Входит мужчина, сопровождающий жену или подругу. И все во мне возмущается против его присутствия, протестует, как если бы он вошел в помещение, где все женщины были обнаженными. Он воспринимается как нечто инородное. И мне кажется, я улавливаю множественный вздох, когда он удаляется. Хорошо, что никому еще не взбрело на ум разрешить мужчинам (мужьям) присутствовать при абортах, как это разрешено при родах. Я бы не желала, чтоб хоть один мужчина видел меня здесь – даже сейчас, во время ожидания.
– Скорей бы уж, – едва заметно шевелит губами женщина средних лет с неестественно белым лицом. – Только нервы мотают, не могу…
И опять безмолвная сосредоточенность на себе, на своей участи. Рядом со мной стоит молодая красивая дамочка, черноволосая, как и я. На миг даже подумалось: не мое ли это отражение в зеркале? Ее голова запрокинута, рот полуоткрыт, а глаза наполнены слезами. Кажется, она не видит ничего вокруг, не воспринимает, но внезапно спохватившись, закрывает рот и опускает глаза.

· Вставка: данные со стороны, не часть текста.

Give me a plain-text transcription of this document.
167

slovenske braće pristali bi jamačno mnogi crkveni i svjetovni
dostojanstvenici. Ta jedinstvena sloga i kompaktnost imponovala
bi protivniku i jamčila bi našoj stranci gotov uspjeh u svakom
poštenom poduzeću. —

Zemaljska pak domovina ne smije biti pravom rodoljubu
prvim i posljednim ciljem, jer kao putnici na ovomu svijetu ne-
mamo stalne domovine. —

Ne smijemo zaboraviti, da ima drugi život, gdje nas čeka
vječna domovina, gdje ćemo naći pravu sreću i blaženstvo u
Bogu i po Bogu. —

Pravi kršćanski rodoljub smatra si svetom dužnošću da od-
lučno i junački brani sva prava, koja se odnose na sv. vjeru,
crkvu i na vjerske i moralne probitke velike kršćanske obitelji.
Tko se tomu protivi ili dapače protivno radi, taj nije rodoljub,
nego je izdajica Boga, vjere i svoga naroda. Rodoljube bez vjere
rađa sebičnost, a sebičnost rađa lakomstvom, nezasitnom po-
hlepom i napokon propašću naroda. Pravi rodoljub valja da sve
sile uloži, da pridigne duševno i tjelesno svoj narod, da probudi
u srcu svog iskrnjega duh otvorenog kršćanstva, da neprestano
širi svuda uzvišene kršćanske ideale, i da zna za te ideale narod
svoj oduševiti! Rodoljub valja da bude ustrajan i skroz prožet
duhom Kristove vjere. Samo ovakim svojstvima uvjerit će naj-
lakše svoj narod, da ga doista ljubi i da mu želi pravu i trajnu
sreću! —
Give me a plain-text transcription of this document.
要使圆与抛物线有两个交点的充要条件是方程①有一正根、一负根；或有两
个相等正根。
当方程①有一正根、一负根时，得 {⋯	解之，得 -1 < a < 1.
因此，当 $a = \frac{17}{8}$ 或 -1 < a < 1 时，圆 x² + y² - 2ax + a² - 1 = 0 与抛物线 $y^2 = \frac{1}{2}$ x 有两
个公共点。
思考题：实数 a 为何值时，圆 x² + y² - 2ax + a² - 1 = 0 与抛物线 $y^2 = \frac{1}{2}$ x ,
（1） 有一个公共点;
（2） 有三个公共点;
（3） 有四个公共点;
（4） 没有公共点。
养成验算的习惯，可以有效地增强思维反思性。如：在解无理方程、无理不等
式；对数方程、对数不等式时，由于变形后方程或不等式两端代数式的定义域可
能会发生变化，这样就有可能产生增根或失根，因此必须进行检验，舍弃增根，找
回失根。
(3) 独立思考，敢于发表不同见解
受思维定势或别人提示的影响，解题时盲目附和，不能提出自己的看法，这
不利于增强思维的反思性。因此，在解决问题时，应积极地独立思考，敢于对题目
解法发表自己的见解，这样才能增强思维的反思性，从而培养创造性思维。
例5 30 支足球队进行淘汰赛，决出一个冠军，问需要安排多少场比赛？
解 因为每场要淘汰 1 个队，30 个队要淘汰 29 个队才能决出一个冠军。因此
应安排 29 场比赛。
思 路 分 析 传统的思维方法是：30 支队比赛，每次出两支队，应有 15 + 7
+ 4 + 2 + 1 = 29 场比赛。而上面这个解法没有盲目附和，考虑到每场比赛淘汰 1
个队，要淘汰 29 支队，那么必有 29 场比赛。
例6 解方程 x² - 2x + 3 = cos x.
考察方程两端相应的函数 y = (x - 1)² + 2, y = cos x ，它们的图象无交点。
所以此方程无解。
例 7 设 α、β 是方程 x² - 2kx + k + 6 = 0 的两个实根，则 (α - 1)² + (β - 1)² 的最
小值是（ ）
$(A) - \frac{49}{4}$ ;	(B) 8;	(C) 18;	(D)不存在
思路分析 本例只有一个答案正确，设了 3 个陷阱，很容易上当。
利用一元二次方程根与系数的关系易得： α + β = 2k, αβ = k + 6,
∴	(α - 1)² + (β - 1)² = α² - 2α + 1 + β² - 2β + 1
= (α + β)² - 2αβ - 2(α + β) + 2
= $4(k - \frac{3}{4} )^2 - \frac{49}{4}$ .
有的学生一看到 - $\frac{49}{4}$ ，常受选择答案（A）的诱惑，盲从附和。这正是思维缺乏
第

Мне невольно видится она же в объятиях мужчины, сияющая, благодарно гладящая его спину, счастливая…
Наверное, не столько пугает ожидаемая боль, сколько то, что кто-то будет грубо, хладнокровно терзать самую твою драгоценную сердцевину, камертон любви, средоточие всего нежнейшего, чувствительнейшего, доступного только избранным… Меня тянет закричать, разбить что-нибудь, броситься бежать, всех расталкивая, все расшвыривая на пути…
В палате, облаченная в казенный халат, я сижу на не застланной кровати, точно бесчувственная кукла, плотно сжав коленки. Соседка говорит мне что-то ободряющее. Я пытаюсь улыбнуться в ответ, но губы не слушаются, предательски прыгают. Где мое могущество, где моя всесильная улыбка, где мужчины, готовые на все ради нее? И от невыносимого отчаяния возникает панический зуд между ног.
«Нет, не дождетесь!» – я решительно вскакиваю на ноги. Не дождетесь от меня ни слезинки!
Все. Трусы – под подушку, и, как по пляжу, – к той страшной двери.
– Следующая, входите!
Я вхожу в одной ночной рубашке.
– А почему босая? Где ваши тапочки?
Я не знаю, почему я босая. Я шла по пляжу, по прибою, невесомая без одежд, легкая без мыслей, и я не знаю, почему я здесь, откуда это несуразное, нечеловеческое кресло, эти инструменты на стеклянном столике (маленькие ложечки с длинной рукояткой, зеркальце на стерженьке…), окровавленные куски ваты и сгустки крови в тазу, удушающий запах медикаментов…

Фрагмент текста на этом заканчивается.